Eduardo Bolsonaro desiste de vaga de suplente no Senado por risco de impugnação

Eduardo Bolsonaro abandona chapa ao Senado por SP por risco de impugnação após condenação no STF por coação
Eduardo Bolsonaro confirmou que desistiu de ser suplente na chapa ao Senado por São Paulo, encabeçada pelo deputado estadual André do Prado (PL-SP). A decisão foi motivada pelo alto risco de impugnação pela Justiça Eleitoral, uma vez que Eduardo Bolsonaro poderia ser enquadrado como ficha suja após condenação recente pelo STF por coação no curso do processo. A condenação está relacionada ao comando de uma campanha por punições a autoridades brasileiras junto ao governo Trump, numa articulação que tentava forçar uma anistia ao seu pai, Jair Bolsonaro, condenado a mais de 27 anos de prisão por tentativa de golpe de Estado. Eduardo Bolsonaro vive nos Estados Unidos há mais de um ano e era o nome por trás da candidatura de André do Prado. As informações são do UOL.
Eduardo Bolsonaro classificou a desistência como um gesto de desprendimento em relação a "cargos" e "interesses pessoais". Seus aliados acreditavam que, caso Flávio Bolsonaro se elegesse à presidência e André do Prado ingressasse no Senado, haveria grandes chances de Eduardo Bolsonaro retornar ao Brasil e assumir a cadeira de suplente. A direita bolsonarista não esconde que um de seus principais objetivos é eleger maioria no Senado para viabilizar o impeachment de ministros do STF, como Alexandre de Moraes. "Após ouvir advogados em quem confio e refletir profundamente sobre o atual cenário brasileiro, decidi não seguir adiante com o registro da chapa encabeçada pelo Deputado estadual e candidato a Senador André do Prado, na qual eu ocuparia a posição de primeiro suplente", afirmou Eduardo Bolsonaro.

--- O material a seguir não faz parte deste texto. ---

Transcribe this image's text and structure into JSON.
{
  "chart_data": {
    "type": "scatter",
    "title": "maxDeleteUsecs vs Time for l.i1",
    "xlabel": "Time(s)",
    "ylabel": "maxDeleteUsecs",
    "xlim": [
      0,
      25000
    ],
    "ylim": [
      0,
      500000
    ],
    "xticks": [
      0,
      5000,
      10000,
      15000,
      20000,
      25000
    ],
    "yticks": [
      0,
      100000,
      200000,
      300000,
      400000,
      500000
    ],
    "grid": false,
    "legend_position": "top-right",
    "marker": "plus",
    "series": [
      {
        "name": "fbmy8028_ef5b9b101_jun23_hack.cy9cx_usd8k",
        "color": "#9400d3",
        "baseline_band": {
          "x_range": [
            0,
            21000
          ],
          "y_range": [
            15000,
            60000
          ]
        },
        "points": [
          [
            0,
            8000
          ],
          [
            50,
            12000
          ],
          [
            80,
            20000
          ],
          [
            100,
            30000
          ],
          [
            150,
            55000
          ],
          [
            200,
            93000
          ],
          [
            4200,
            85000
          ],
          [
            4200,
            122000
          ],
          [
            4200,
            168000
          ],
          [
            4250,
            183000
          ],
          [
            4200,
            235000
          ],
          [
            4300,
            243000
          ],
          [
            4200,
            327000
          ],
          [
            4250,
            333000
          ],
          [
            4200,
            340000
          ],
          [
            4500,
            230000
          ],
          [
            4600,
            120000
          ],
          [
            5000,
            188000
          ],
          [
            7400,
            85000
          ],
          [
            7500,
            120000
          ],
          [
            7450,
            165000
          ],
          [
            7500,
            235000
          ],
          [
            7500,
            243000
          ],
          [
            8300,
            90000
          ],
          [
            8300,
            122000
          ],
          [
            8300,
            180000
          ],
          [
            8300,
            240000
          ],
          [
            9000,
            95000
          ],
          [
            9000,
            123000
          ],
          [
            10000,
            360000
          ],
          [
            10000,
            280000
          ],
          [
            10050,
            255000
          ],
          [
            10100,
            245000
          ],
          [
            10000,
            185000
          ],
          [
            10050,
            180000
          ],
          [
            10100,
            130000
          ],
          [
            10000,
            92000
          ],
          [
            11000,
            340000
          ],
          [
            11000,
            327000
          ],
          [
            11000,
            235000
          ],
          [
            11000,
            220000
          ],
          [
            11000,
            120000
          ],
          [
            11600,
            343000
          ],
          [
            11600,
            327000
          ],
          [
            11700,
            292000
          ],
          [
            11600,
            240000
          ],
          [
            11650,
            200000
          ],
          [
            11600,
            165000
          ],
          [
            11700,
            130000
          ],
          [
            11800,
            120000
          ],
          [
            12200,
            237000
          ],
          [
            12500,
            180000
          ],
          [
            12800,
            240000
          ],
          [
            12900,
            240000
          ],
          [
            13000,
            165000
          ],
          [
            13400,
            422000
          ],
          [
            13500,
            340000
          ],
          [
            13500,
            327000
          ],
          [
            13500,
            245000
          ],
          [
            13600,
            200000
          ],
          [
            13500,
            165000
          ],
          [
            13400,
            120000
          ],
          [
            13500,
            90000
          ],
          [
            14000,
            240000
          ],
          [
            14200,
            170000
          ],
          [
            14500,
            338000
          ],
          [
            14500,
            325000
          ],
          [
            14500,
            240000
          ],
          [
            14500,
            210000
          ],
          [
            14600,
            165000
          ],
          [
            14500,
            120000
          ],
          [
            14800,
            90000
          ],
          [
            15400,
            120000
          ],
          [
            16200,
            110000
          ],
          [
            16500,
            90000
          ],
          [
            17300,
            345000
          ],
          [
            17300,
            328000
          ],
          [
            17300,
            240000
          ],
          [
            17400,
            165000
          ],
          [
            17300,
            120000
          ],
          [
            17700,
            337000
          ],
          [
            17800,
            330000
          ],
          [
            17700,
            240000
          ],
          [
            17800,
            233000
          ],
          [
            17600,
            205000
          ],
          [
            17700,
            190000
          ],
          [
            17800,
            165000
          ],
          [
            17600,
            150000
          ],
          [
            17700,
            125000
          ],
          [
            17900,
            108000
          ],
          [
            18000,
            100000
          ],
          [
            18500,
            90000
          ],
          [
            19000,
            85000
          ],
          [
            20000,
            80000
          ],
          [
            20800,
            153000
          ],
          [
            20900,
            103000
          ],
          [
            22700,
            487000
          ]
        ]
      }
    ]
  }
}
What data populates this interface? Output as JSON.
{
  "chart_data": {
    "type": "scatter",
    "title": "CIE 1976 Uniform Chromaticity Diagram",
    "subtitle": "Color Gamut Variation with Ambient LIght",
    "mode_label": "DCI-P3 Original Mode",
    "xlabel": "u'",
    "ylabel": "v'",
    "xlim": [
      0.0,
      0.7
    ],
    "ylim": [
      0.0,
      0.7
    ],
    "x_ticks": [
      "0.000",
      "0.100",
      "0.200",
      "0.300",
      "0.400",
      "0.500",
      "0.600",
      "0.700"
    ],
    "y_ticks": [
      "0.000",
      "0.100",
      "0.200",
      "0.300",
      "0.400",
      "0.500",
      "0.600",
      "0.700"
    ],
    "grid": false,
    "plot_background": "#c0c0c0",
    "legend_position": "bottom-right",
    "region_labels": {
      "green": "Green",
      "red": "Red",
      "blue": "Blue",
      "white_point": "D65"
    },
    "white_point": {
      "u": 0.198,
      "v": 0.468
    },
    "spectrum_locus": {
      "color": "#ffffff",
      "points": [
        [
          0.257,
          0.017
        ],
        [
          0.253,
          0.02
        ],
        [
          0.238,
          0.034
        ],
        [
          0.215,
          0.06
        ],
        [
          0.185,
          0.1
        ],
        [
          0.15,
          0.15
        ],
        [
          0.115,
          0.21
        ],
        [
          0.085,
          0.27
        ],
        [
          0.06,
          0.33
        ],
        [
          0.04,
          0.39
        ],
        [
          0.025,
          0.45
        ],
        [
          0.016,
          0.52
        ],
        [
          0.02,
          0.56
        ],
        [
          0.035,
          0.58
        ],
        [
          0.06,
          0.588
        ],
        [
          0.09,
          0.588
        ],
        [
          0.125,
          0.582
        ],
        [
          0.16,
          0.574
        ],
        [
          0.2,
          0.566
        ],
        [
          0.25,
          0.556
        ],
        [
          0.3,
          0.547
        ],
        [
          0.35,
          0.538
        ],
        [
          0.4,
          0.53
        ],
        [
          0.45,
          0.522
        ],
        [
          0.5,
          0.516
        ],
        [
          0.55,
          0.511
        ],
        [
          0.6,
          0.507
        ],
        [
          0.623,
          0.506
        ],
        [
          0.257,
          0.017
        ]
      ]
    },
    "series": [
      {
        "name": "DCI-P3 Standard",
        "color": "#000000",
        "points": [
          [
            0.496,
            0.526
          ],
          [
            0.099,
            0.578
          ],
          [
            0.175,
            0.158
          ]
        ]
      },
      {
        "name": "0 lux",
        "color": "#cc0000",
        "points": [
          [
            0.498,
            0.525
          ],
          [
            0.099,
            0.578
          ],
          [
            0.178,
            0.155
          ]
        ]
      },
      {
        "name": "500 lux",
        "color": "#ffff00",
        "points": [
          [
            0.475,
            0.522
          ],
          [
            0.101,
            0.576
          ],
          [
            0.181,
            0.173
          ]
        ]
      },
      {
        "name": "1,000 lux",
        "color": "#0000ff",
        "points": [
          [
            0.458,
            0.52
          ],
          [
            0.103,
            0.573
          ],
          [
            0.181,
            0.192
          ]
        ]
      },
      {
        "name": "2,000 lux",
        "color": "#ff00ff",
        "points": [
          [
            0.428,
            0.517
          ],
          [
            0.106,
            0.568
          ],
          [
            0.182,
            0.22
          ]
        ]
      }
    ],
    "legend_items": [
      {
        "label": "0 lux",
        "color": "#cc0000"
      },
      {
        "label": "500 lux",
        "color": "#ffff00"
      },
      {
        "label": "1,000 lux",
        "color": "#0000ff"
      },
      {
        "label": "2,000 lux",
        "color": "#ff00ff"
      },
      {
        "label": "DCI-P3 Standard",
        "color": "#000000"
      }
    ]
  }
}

"Essa decisão foi tomada para preservar um projeto maior. Diante da grave insegurança jurídica que vivemos e da evidente perseguição política contra mim e minha família, fui fortemente aconselhado a não criar qualquer circunstância que pudesse colocar em risco uma candidatura ao Senado que considero estratégica para o futuro do Brasil", completou. Eduardo Bolsonaro negou que a decisão tenha sido influenciada pela pesquisa eleitoral da Quaest divulgada no mesmo dia, que mostrava André do Prado apenas em 5º lugar na preferência dos eleitores paulistas, com 5% das intenções de voto. "Nem tinha visto", afirmou o ex-deputado. No mesmo dia, Eduardo Bolsonaro esteve em Washington, onde participou de um encontro com o primeiro-ministro de Israel, Benjamin Netanyahu, que visitava Trump.

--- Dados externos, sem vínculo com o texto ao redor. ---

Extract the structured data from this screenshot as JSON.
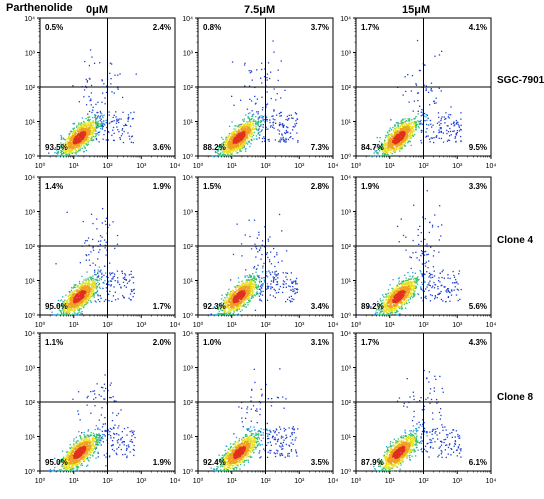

O encontro ocorreu na Blair House, mansão em frente à Casa Branca utilizada pelo governo americano para hospedar chefes de Estado. "Foi um encontro de líderes evangélicos com Netanyahu e sua esposa, Sarah. Oraram por ele e deram uma perspectiva de como a direita conservadora está se comportando diante da guerra", disse Eduardo Bolsonaro sobre o encontro. Segundo ele, Netanyahu quis saber sobre a saúde de Jair Bolsonaro e demonstrou satisfação com o agradecimento pelo vídeo de endosso que o premier israelense enviou à convenção do PL, que lançou Flávio Bolsonaro como presidenciável no último fim de semana.